The middle-aged man with hennaed hair who has just boarded at Khar, already proffers a coin. My faintly moustachioed young neighbour, who has spent the last fifteen minutes telephonically advising his associate about relationships, compromising and how not to say ‘fuck’ in front of one’s mother, tucks his phone between shoulder and ear, digs out his wallet and extricates a ten-rupee note. And I, who think myself inured to beggars of all description – wheedling eunuchs, anaemic urchins and deadpan single mothers – fish in my change pocket and draw out all its coins.

She accepts our coins without remark and drops them into a pocket sewn inside her blouse. The note she raises to her forehead, murmurs a silent thanks, and tucks into the waist of her sari.

She shambles on to the next set of seats. I find my head turning to watch her. She lightly grazes the heads or shoulders of the seated men to steady herself; maybe also to garner sympathy. I stand and lean against the back of my seat for a better view. Few are those who don’t bring out their wallets.

As Santacruz approaches, the train decelerates. She turns around, steadies herself for a moment and inches towards the door. She is too short to grasp the hand-grips overhead. The train stops with a jerk. She teeters, but does not fall.

She lowers herself onto the platform. On an impulse, so do I.

The train thunders out of the station. She uses her cane as a pathfinder, casting about in front of herself as she walks, nay, totters along one side of the platform. I stroll unobtrusively along the other, looking at her sideways. She shuffles up to a foodstall. Identifies it with her hand. Shuffles onward. Bangs her stick against a bench. Reaches the next stall. Hand flails for the counter. This too is open. She chooses to totter on, not exhibiting the measured confidence of the blind.

I follow, hopefully inconspicuous. Should I walk alongside her, I will attract more than a few stares, even at this late hour. I’m already embarrassed by what I now realise is my stalking, but am unable to stop.

She reaches a third foodstall. Taps the glass. Gestures to the attendant to pack something. A few samosas and vadas. She produces notes out her sari.

The attendant catches me watching. Locks eyes for a moment. Then shrugs, and returns to wiping the counter.

Ten minutes have elapsed. A train has drawn in, paused, and departed. I realise that I don’t need to be shifty. She is not at all aware of my presence.

Turning around, she backs up against the stall and slowly slides to the ground. Withered, veiny hands rip open the parcel and count its contents. Satisfied, she stuffs it into a cloth bag on her shoulder. One hand pushes down against the concrete. With the other, she bears down on her stick. After a few seconds of crouched uncertainty, she straightens up. Circles around a shut newspaper stall. And slowly squats on her haunches.

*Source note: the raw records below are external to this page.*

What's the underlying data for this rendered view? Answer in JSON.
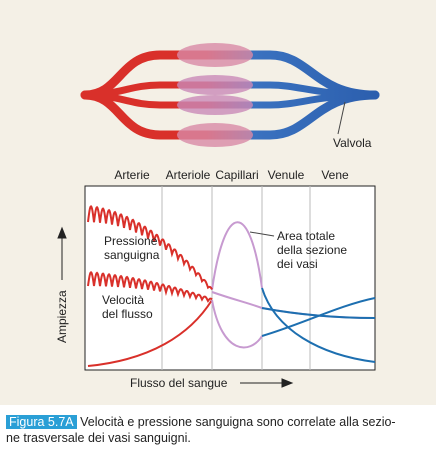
{
  "labels": {
    "valve": "Valvola",
    "columns": [
      "Arterie",
      "Arteriole",
      "Capillari",
      "Venule",
      "Vene"
    ],
    "pressure": [
      "Pressione",
      "sanguigna"
    ],
    "velocity": [
      "Velocità",
      "del flusso"
    ],
    "area": [
      "Area totale",
      "della sezione",
      "dei vasi"
    ],
    "y_axis": "Ampiezza",
    "x_axis": "Flusso del sangue"
  },
  "caption": {
    "label": "Figura 5.7A",
    "lines": [
      "Velocità e pressione sanguigna sono correlate alla sezio-",
      "ne trasversale dei vasi sanguigni."
    ]
  }
}
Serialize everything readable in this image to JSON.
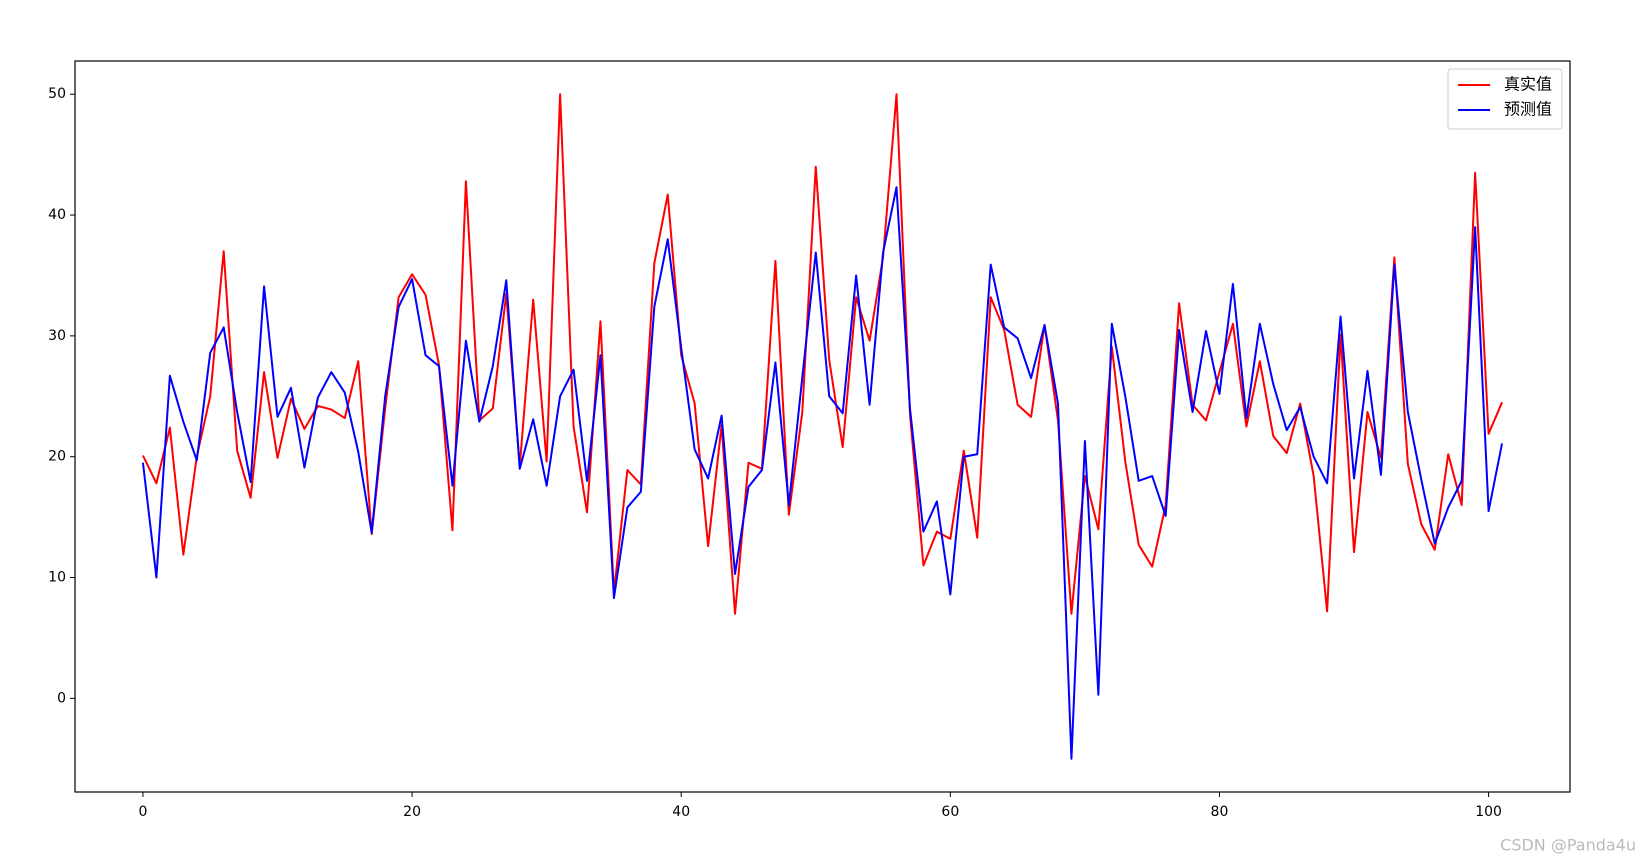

She is facing the stall, instead of resting against it. I am puzzled. Until I observe a small stream of something emerge from between her feet, darkening the platform.

As another train draws in, she struggles up, and advances to the edge of the platform. A man walking by warns her to go no further. She stops, and lets her cane clatter against the doorframes of the slowing train. Thut…..thut….thut…thut..thut. When it halts, willing hands pull her in. I board it too.

What will claim her first – death, hunger or a terrible accident? Will she welcome death, or is she terrified of it? Where does she find the courage to fend for herself, and for how long has she been on her own? Does anyone ever speak to her? What does her voice sound like? Where was she born? What is her story?

She goes on to Jogeshwari, a few more rupees and God-knows-what. I alight at Andheri, for a thirty-rupee rickshaw ride, dinner, and bed.